Start off with draining your two packets of tofu and squeezing out all of the water with a towel as usual. While the tofu is getting ready, place all four chicken breasts into a large freezer bag and fill it up with water and some salt. Let that sit for about 15-20 minutes to brine the chicken…trust me, it’ll taste even more amazing if you include this step!
Begin to season the tofu with the salt, pepper, garlic salt, and red chili pepper. Make sure to do this on both sides of the tofu. Once all of the tofu is coated, sprinkle just a bit of cornstarch on the entire plate of tofu, front and back. THIS IS THE KEY to crispy yummy tofu!
Put 1 tbsp of butter into a hot pan and place 1/4 of the tofu in face down and let that cook until browned on one side. After this, flip the tofu over and let it cook on the other side. Once the tofu is fully cooked, take it out and place it into a bowl and continue doing this until all of the tofu is cooked.
While the tofu is cooking, pat dry the chicken and begin to season it with the same ingredients used for the tofu except for the cornstarch. Sprinkle salt, pepper, garlic salt, and red chili all over the chicken breasts.
Put 1 tbsp of butter into another hot pan and place 2 of the 4 chicken breasts into the pan and let them cook skin-side-down for 7 minutes. Flip them over and allow them to cook on the other side for another 3-4 minutes or until totally cooked. Take these off the pan and into a plate to cool, and continue with the other two breasts.
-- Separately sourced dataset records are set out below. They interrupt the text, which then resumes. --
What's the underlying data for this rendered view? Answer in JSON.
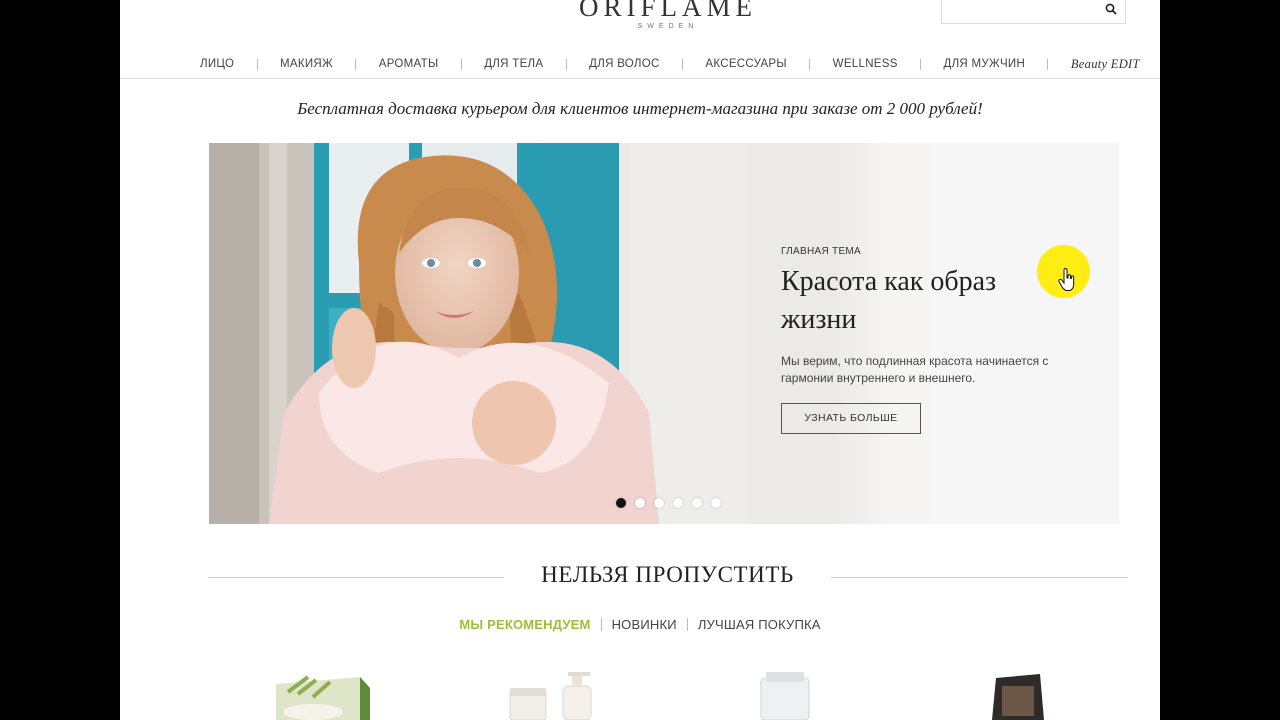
{
  "header": {
    "logo_name": "ORIFLAME",
    "logo_sub": "SWEDEN",
    "search_placeholder": ""
  },
  "nav": {
    "items": [
      "ЛИЦО",
      "МАКИЯЖ",
      "АРОМАТЫ",
      "ДЛЯ ТЕЛА",
      "ДЛЯ ВОЛОС",
      "АКСЕССУАРЫ",
      "WELLNESS",
      "ДЛЯ МУЖЧИН"
    ],
    "beauty_edit": "Beauty EDIT"
  },
  "promo": "Бесплатная доставка курьером для клиентов интернет-магазина при заказе от 2 000 рублей!",
  "hero": {
    "eyebrow": "ГЛАВНАЯ ТЕМА",
    "title": "Красота как образ жизни",
    "description": "Мы верим, что подлинная красота начинается с гармонии внутреннего и внешнего.",
    "button": "УЗНАТЬ БОЛЬШЕ",
    "slides_total": 6,
    "active_slide": 1
  },
  "section": {
    "heading": "НЕЛЬЗЯ ПРОПУСТИТЬ",
    "tabs": [
      "МЫ РЕКОМЕНДУЕМ",
      "НОВИНКИ",
      "ЛУЧШАЯ ПОКУПКА"
    ],
    "active_tab": 0
  },
  "colors": {
    "accent_green": "#9bbf3a",
    "cursor_highlight": "#ffeb00"
  }
}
Once all of the chicken and tofu is done, begin to plate them into containers. I made some brown rice to eat with the tofu and chicken so I put the rice at the bottom of the containers and begin to top with the meat. For the tofu dishes, I was able to make 4 days worth of meals from what I made, so separate accordingly. For the chicken dishes, place one chicken breast in each container on top of rice…and voila! Quick, easy, and healthy meals for 4 days…yay! 🙂
Also, the tofu meal has 22 G of protein, and the chicken has about 32 G of protein.
2 Packets of extra firm tofu
2 tbsp of butter
Red Chili Pepper
4 Chicken Breasts
2 Tbsp of butter
Red Chili Pepper
- Drain Tofu so that all moisture is gone
- Brine the chicken, place all the breasts into a freezer safe bag and fill it with water and a tsp of salt; let that soak at for about 15-20 minutes.
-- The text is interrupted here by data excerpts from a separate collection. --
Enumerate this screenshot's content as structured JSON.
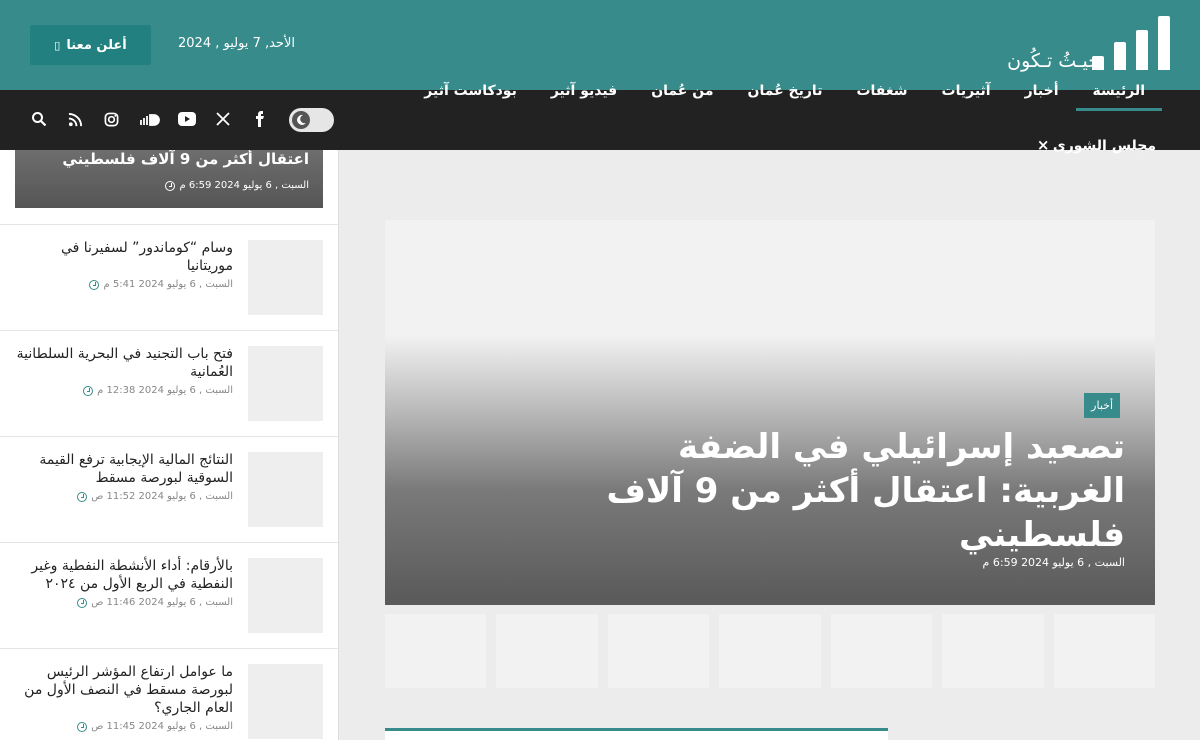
{
  "header": {
    "logo_tagline": "حيـثُ تـكُون",
    "date": "الأحد, 7 يوليو , 2024",
    "advertise_label": "أعلن معنا"
  },
  "nav": {
    "items": [
      {
        "label": "الرئيسة",
        "active": true
      },
      {
        "label": "أخبار"
      },
      {
        "label": "آثيريات"
      },
      {
        "label": "شغفات"
      },
      {
        "label": "تاريخ عُمان"
      },
      {
        "label": "من عُمان"
      },
      {
        "label": "فيديو آثير"
      },
      {
        "label": "بودكاست آثير"
      }
    ],
    "second_row_label": "مجلس الشورى",
    "second_row_close": "×",
    "socials": [
      "search-icon",
      "rss-icon",
      "instagram-icon",
      "soundcloud-icon",
      "youtube-icon",
      "x-icon",
      "facebook-icon"
    ]
  },
  "sidebar": {
    "hero": {
      "title": "اعتقال أكثر من 9 آلاف فلسطيني",
      "date": "السبت , 6 يوليو 2024 6:59 م"
    },
    "items": [
      {
        "title": "وسام “كوماندور” لسفيرنا في موريتانيا",
        "date": "السبت , 6 يوليو 2024 5:41 م"
      },
      {
        "title": "فتح باب التجنيد في البحرية السلطانية العُمانية",
        "date": "السبت , 6 يوليو 2024 12:38 م"
      },
      {
        "title": "النتائج المالية الإيجابية ترفع القيمة السوقية لبورصة مسقط",
        "date": "السبت , 6 يوليو 2024 11:52 ص"
      },
      {
        "title": "بالأرقام: أداء الأنشطة النفطية وغير النفطية في الربع الأول من ٢٠٢٤",
        "date": "السبت , 6 يوليو 2024 11:46 ص"
      },
      {
        "title": "ما عوامل ارتفاع المؤشر الرئيس لبورصة مسقط في النصف الأول من العام الجاري؟",
        "date": "السبت , 6 يوليو 2024 11:45 ص"
      }
    ]
  },
  "main": {
    "hero": {
      "badge": "أخبار",
      "title": "تصعيد إسرائيلي في الضفة الغربية: اعتقال أكثر من 9 آلاف فلسطيني",
      "date": "السبت , 6 يوليو 2024 6:59 م"
    },
    "thumb_count": 7
  },
  "colors": {
    "brand": "#378b8b",
    "nav_bg": "#222222"
  }
}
- Cut the tofu into thin square pieces and begin to season it with salt, pepper, garlic salt, and red chili pepper on BOTH SIDES
- After seasoned, sprinkle a bit of cornstarch on both sides of the tofu to make it extra crispy when cooking it.
- Put 1 tbsp of butter onto a hot pan and place 1/4 of the tofu into the pan, spread out evenly so all the tofu is faced down. Cook until browned on one side and flip over to cook the other side. Once cooked, put into a bowl and continue cooking all of the rest of the tofu the same way.
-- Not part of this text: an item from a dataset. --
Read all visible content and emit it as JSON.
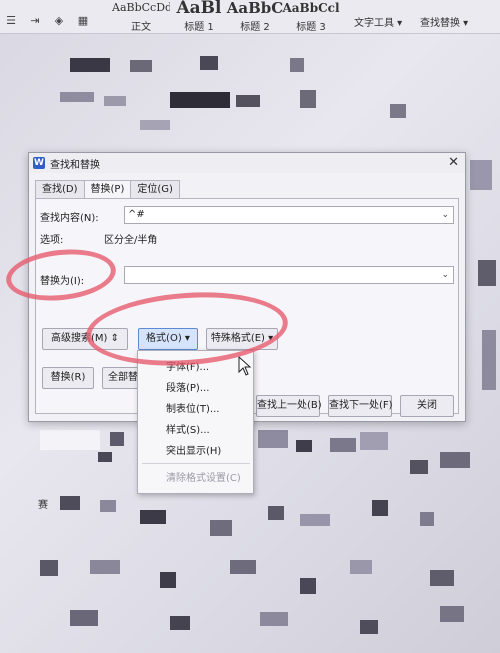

- While the tofu is cooking, pat dry the chicken and begin to season it with salt, pepper, garlic salt, and red chili powder.
- Put 1 tbsp of butter onto another hot pan and place two chicken breasts in there skin-side-down and let cook on that side for 7 minutes. Turn over the chicken to let them cook on the other side for another 3-4 minutes or until completely cooked through. Take these two out, and continue the same process with the other two chicken breasts.
- Once all of the tofu and chicken has been cooked, begin plating the containers by first putting in some brown rice (follow directions) to keep it a healthy meal.
- Place tofu on top of brown rice in 4 containers.
- Place one chicken breast in each container.